We do not need a reorganized security force; this issue is only a momentary diversion. We need a new national purpose and a determination to place our trust not in military strength, but in a commitment to employ our massive power for good. It has happened before, most notably in the Marshall Plan, when the U.S. turned its World War II victory into an opportunity to rebuild the countries it had devastated. That could be done again through a combination of moral purpose and practical politics.

Most countries outside the U.S., especially in the developing world, have known human-caused disasters, wars, famines and massive killing in the name of nationalism posing as patriotism. That is why so many of them were initially sympathetic to the U.S. after the destruction of September 11. Now these same people wonder if the American people are going to wallow forever in the aftermath of that destructive moment. A nation that has withdrawn into a shell of self-pity and victimhood appears to others as a giant with no thought for anything other than itself.

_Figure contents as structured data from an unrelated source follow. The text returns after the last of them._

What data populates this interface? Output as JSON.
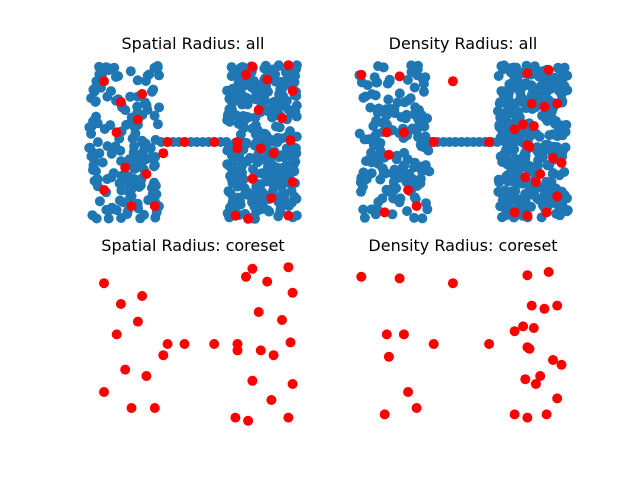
{
  "chart_data": [
    {
      "type": "scatter",
      "title": "Spatial Radius: all",
      "xlabel": "",
      "ylabel": "",
      "axes_visible": false,
      "background_points": {
        "color": "#1f77b4",
        "shape": "dumbbell"
      },
      "series": [
        {
          "color": "#ff0000",
          "points": [
            [
              0.08,
              0.88
            ],
            [
              0.16,
              0.75
            ],
            [
              0.26,
              0.8
            ],
            [
              0.14,
              0.56
            ],
            [
              0.46,
              0.5
            ],
            [
              0.36,
              0.43
            ],
            [
              0.24,
              0.64
            ],
            [
              0.18,
              0.34
            ],
            [
              0.28,
              0.3
            ],
            [
              0.08,
              0.2
            ],
            [
              0.21,
              0.1
            ],
            [
              0.32,
              0.1
            ],
            [
              0.38,
              0.5
            ],
            [
              0.6,
              0.5
            ],
            [
              0.71,
              0.5
            ],
            [
              0.75,
              0.92
            ],
            [
              0.78,
              0.97
            ],
            [
              0.85,
              0.89
            ],
            [
              0.95,
              0.98
            ],
            [
              0.97,
              0.82
            ],
            [
              0.81,
              0.7
            ],
            [
              0.92,
              0.65
            ],
            [
              0.96,
              0.51
            ],
            [
              0.71,
              0.46
            ],
            [
              0.82,
              0.46
            ],
            [
              0.88,
              0.43
            ],
            [
              0.78,
              0.27
            ],
            [
              0.97,
              0.25
            ],
            [
              0.87,
              0.15
            ],
            [
              0.7,
              0.04
            ],
            [
              0.76,
              0.02
            ],
            [
              0.95,
              0.04
            ]
          ]
        }
      ]
    },
    {
      "type": "scatter",
      "title": "Density Radius: all",
      "xlabel": "",
      "ylabel": "",
      "axes_visible": false,
      "background_points": {
        "color": "#1f77b4",
        "shape": "dumbbell"
      },
      "series": [
        {
          "color": "#ff0000",
          "points": [
            [
              0.02,
              0.92
            ],
            [
              0.2,
              0.91
            ],
            [
              0.45,
              0.88
            ],
            [
              0.14,
              0.56
            ],
            [
              0.22,
              0.56
            ],
            [
              0.15,
              0.42
            ],
            [
              0.62,
              0.5
            ],
            [
              0.8,
              0.93
            ],
            [
              0.9,
              0.95
            ],
            [
              0.94,
              0.74
            ],
            [
              0.82,
              0.74
            ],
            [
              0.88,
              0.72
            ],
            [
              0.78,
              0.61
            ],
            [
              0.83,
              0.6
            ],
            [
              0.74,
              0.58
            ],
            [
              0.81,
              0.47
            ],
            [
              0.79,
              0.28
            ],
            [
              0.86,
              0.3
            ],
            [
              0.92,
              0.4
            ],
            [
              0.96,
              0.37
            ],
            [
              0.8,
              0.48
            ],
            [
              0.84,
              0.25
            ],
            [
              0.94,
              0.16
            ],
            [
              0.74,
              0.06
            ],
            [
              0.8,
              0.04
            ],
            [
              0.89,
              0.06
            ],
            [
              0.24,
              0.2
            ],
            [
              0.13,
              0.06
            ],
            [
              0.28,
              0.1
            ],
            [
              0.36,
              0.5
            ]
          ]
        }
      ]
    },
    {
      "type": "scatter",
      "title": "Spatial Radius: coreset",
      "xlabel": "",
      "ylabel": "",
      "axes_visible": false,
      "series": [
        {
          "color": "#ff0000",
          "points": [
            [
              0.08,
              0.88
            ],
            [
              0.16,
              0.75
            ],
            [
              0.26,
              0.8
            ],
            [
              0.14,
              0.56
            ],
            [
              0.46,
              0.5
            ],
            [
              0.36,
              0.43
            ],
            [
              0.24,
              0.64
            ],
            [
              0.18,
              0.34
            ],
            [
              0.28,
              0.3
            ],
            [
              0.08,
              0.2
            ],
            [
              0.21,
              0.1
            ],
            [
              0.32,
              0.1
            ],
            [
              0.38,
              0.5
            ],
            [
              0.6,
              0.5
            ],
            [
              0.71,
              0.5
            ],
            [
              0.75,
              0.92
            ],
            [
              0.78,
              0.97
            ],
            [
              0.85,
              0.89
            ],
            [
              0.95,
              0.98
            ],
            [
              0.97,
              0.82
            ],
            [
              0.81,
              0.7
            ],
            [
              0.92,
              0.65
            ],
            [
              0.96,
              0.51
            ],
            [
              0.71,
              0.46
            ],
            [
              0.82,
              0.46
            ],
            [
              0.88,
              0.43
            ],
            [
              0.78,
              0.27
            ],
            [
              0.97,
              0.25
            ],
            [
              0.87,
              0.15
            ],
            [
              0.7,
              0.04
            ],
            [
              0.76,
              0.02
            ],
            [
              0.95,
              0.04
            ]
          ]
        }
      ]
    },
    {
      "type": "scatter",
      "title": "Density Radius: coreset",
      "xlabel": "",
      "ylabel": "",
      "axes_visible": false,
      "series": [
        {
          "color": "#ff0000",
          "points": [
            [
              0.02,
              0.92
            ],
            [
              0.2,
              0.91
            ],
            [
              0.45,
              0.88
            ],
            [
              0.14,
              0.56
            ],
            [
              0.22,
              0.56
            ],
            [
              0.15,
              0.42
            ],
            [
              0.62,
              0.5
            ],
            [
              0.8,
              0.93
            ],
            [
              0.9,
              0.95
            ],
            [
              0.94,
              0.74
            ],
            [
              0.82,
              0.74
            ],
            [
              0.88,
              0.72
            ],
            [
              0.78,
              0.61
            ],
            [
              0.83,
              0.6
            ],
            [
              0.74,
              0.58
            ],
            [
              0.81,
              0.47
            ],
            [
              0.79,
              0.28
            ],
            [
              0.86,
              0.3
            ],
            [
              0.92,
              0.4
            ],
            [
              0.96,
              0.37
            ],
            [
              0.8,
              0.48
            ],
            [
              0.84,
              0.25
            ],
            [
              0.94,
              0.16
            ],
            [
              0.74,
              0.06
            ],
            [
              0.8,
              0.04
            ],
            [
              0.89,
              0.06
            ],
            [
              0.24,
              0.2
            ],
            [
              0.13,
              0.06
            ],
            [
              0.28,
              0.1
            ],
            [
              0.36,
              0.5
            ]
          ]
        }
      ]
    }
  ]
}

Security must not be our sole purpose. We need to look outward to a starving, battered world and stop this silly, patently obvious business of pretending to build nations in our own image when what we are really doing is using the peoples of the world to serve our financial interests.

Despots arise when desperate people are too weak to prevent their ascension to power. Who creates the conditions that allow dictators to rise to power? Why is there hunger and sickness and suffering in so much of the world and a few enjoying an abundance of riches? There are consequences of this imbalance, as Jesus told his disciples. “No servant can serve two masters; for either he will hate the one and love the other, or he will be devoted to the one and despise the other. You cannot serve God and mammon . . . God knows your hearts; for what is exalted among men is an abomination in the sight of God.” The energy we waste in reorganizing our national security system would be better spent finding ways to correct the root causes of terrorism.